El sabio índice que señalaba fue el de Castelar, filarmónico apasionado y ministro de Estado a la sazón. El orador acertó sin duda en once nombres, que realmente ocupaban la cima de la música española en Madrid, y añadió el de Antonio María Segovia, un señor cuya figura puede ser olvidada sin que gima la musa de la Historia. A veces, en las Academias, se encuentra uno a estos señores de marrón. Desde su fundación, la Sección de Música se ha distinguido por muchas excelentísimas presencias y por algunas lamentables ausencias, no menos ilustres. Pero no es cosa de emular a Subirá, historiando la Sección, sino de celebrar el ingreso en ella de Carmelo Alonso Bernaola, músico de inteligencia y corazón.
Por no hablar sino de los compositores, ya están en la Academia Antón García Abril, Cristobal Halffter y Luis de Pablo. Es decir, músicos que aún conservan el impulso de la vanguardia -palabra que sigue valiendo, pese a su presunto descrédito- y cuyas obras continúan en el frente de batalla estético. La retaguardia no es para estos hombres, que morirán con las botas puestas, dentro de muchos años, naturalmente. A ellos se une ahora Bernaola, otro de los grandes, otros de los que buscan y encuentran.
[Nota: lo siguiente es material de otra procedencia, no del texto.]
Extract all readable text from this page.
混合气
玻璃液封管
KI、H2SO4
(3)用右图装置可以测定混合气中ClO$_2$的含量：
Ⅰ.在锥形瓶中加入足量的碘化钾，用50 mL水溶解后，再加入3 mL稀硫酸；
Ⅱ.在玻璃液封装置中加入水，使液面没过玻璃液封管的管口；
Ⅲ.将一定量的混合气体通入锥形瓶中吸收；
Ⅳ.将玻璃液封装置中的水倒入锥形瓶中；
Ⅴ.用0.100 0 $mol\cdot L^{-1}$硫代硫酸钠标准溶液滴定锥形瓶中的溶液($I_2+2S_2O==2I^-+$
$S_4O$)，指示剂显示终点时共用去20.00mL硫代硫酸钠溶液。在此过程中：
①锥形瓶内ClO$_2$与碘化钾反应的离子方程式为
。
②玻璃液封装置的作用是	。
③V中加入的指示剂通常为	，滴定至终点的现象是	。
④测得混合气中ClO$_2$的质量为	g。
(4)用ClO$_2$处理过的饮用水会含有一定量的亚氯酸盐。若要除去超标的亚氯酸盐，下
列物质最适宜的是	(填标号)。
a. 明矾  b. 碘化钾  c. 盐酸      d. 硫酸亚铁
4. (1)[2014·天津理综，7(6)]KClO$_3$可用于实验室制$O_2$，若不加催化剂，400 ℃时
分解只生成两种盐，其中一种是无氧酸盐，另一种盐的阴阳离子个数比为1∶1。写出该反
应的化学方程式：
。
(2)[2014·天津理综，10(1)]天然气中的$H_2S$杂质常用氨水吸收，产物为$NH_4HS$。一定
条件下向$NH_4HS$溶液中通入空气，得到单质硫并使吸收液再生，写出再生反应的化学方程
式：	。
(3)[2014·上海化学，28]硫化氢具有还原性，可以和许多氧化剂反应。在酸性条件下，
Hace poco, el Festival de Otoño de Madrid rindió un homenaje a Bernaola en su sesenta cumpleaños. Ensanchan el espíritu esos actos en honor de los artistas que los pueden disfrutar. Lo ensanchan también las elecciones académicas a tiempo, porque las Academias son lugares de trabajo, y no del contemplación del pasado. La medalla no es una condecoración, sino la insignia para quien, junto a sus compañeros, quiere y debe influir en la vida cultural del país. Todos los que escribimos sobre Bernaola, hemos contribuido quizá a una forma tópica de referirse a él, con fundamento en su exuberante personalidad. No perjudica demasiado el tópico, ya que se funda en la realidad, como todos los buenos lugares comunes, tan convenientes para el orden de las ideas. El mal tópico sí puede resultar perjudicial. Por ejemplo, el que se refiere a las púas o las aristas de la música contemporánea. Pese a algunos escándalos ya olvidados, Bernaola ha ido siempre hacia un fin: el de la belleza sonora.
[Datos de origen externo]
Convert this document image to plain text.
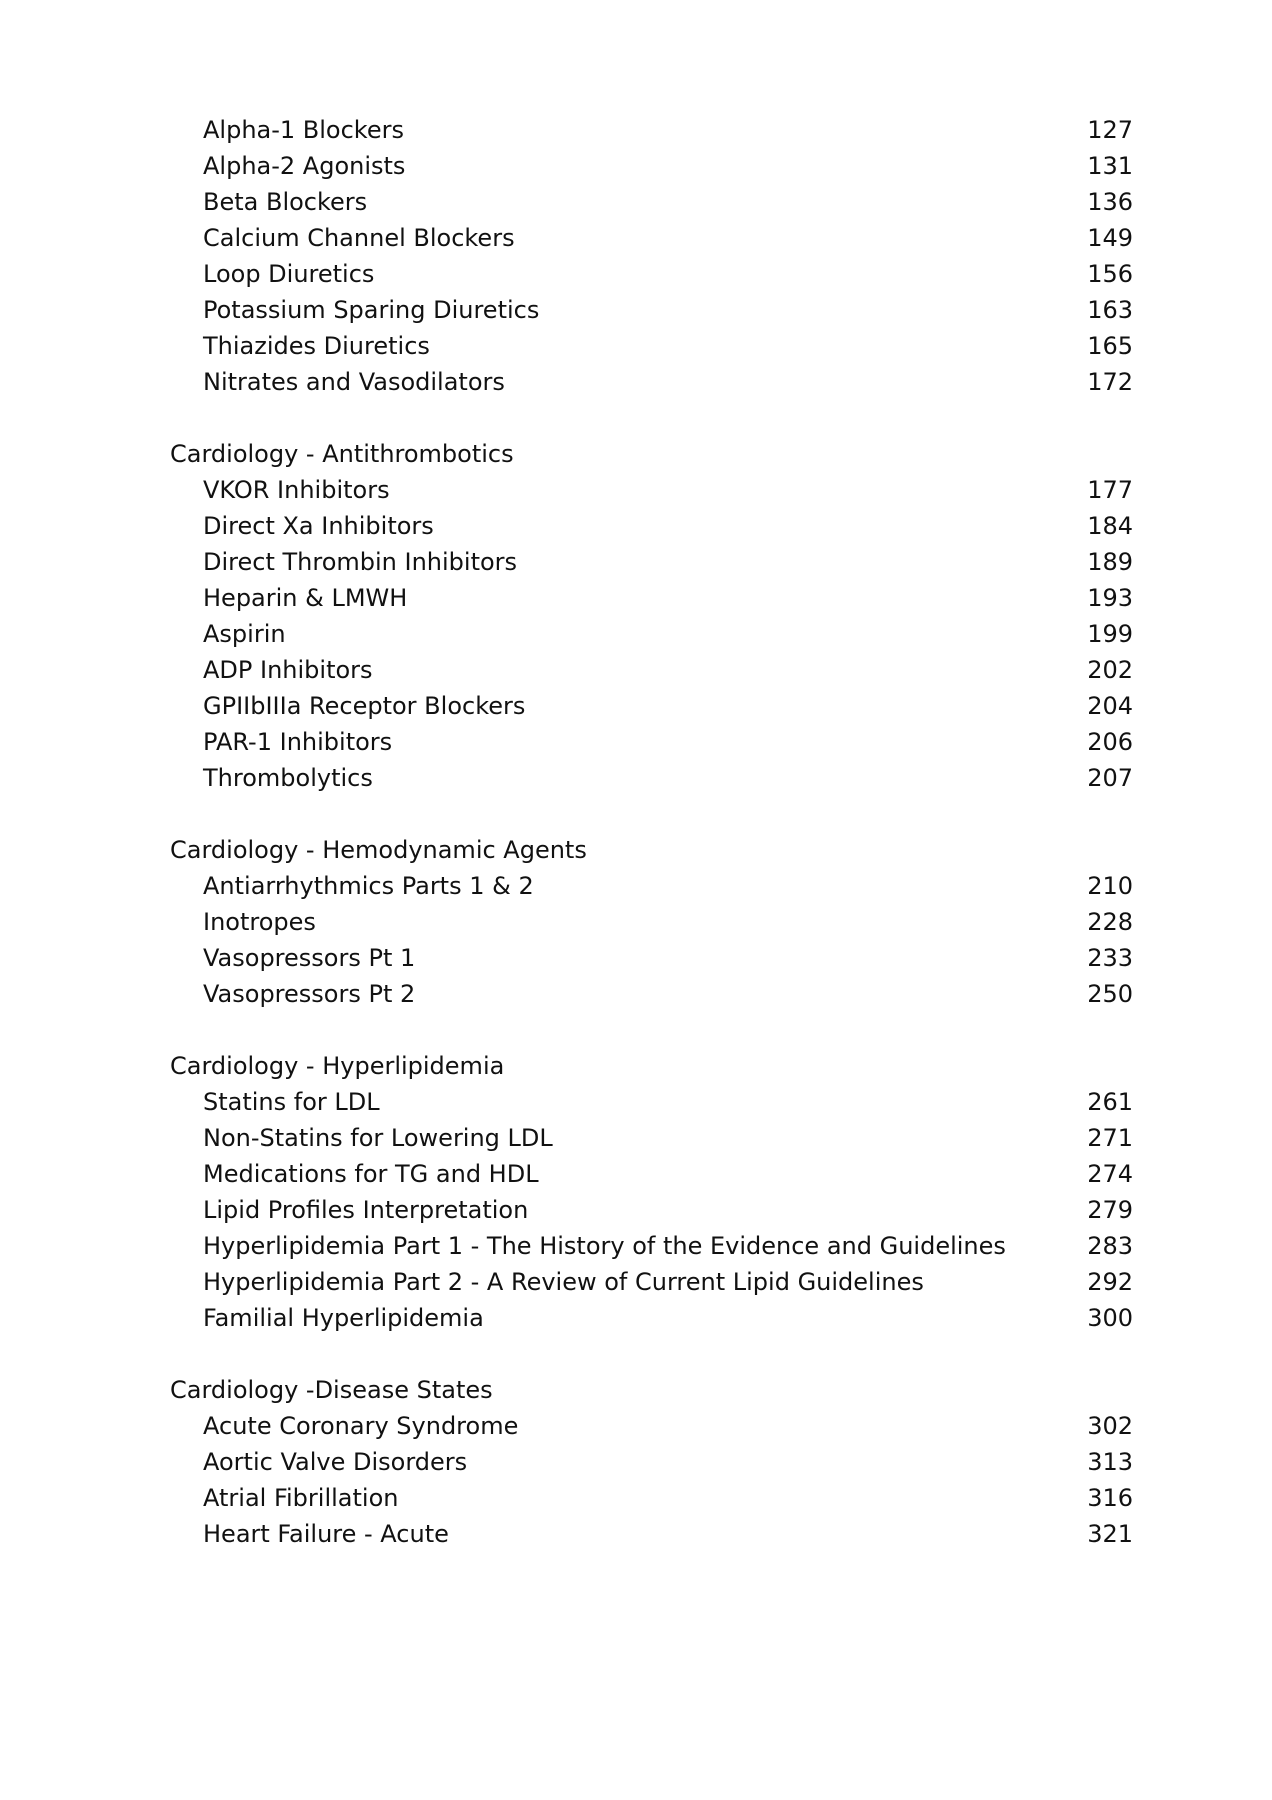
Alpha-1 Blockers	127
Alpha-2 Agonists	131
Beta Blockers	136
Calcium Channel Blockers	149
Loop Diuretics	156
Potassium Sparing Diuretics	163
Thiazides Diuretics	165
Nitrates and Vasodilators	172
Cardiology - Antithrombotics
VKOR Inhibitors	177
Direct Xa Inhibitors	184
Direct Thrombin Inhibitors	189
Heparin & LMWH	193
Aspirin	199
ADP Inhibitors	202
GPIIbIIIa Receptor Blockers	204
PAR-1 Inhibitors	206
Thrombolytics	207
Cardiology - Hemodynamic Agents
Antiarrhythmics Parts 1 & 2	210
Inotropes	228
Vasopressors Pt 1	233
Vasopressors Pt 2	250
Cardiology - Hyperlipidemia
Statins for LDL	261
Non-Statins for Lowering LDL	271
Medications for TG and HDL	274
Lipid Profiles Interpretation	279
Hyperlipidemia Part 1 - The History of the Evidence and Guidelines	283
Hyperlipidemia Part 2 - A Review of Current Lipid Guidelines	292
Familial Hyperlipidemia	300
Cardiology -Disease States
Acute Coronary Syndrome	302
Aortic Valve Disorders	313
Atrial Fibrillation	316
Heart Failure - Acute	321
Dueño de una formidable técnica de escuela, adquirida firmemente en su juventud, dominador de los grandes secretos de su oficio pero también de los pequeños, como artista práctico y cotidiano, libre en su invención de formas musicales y de maneras personales, creador de un impulso universal que parte de sus mundos, voluntariamente «limitados» pero nunca pequeños, el músico de Ochandiano, euskaldún recriado en Burgos, nos ofrece el tesoro de un trabajo hermoso, ancho y sin fronteras. Que la Academia le sea benigna, como se lo fue a sus maestros, directos o indirectos.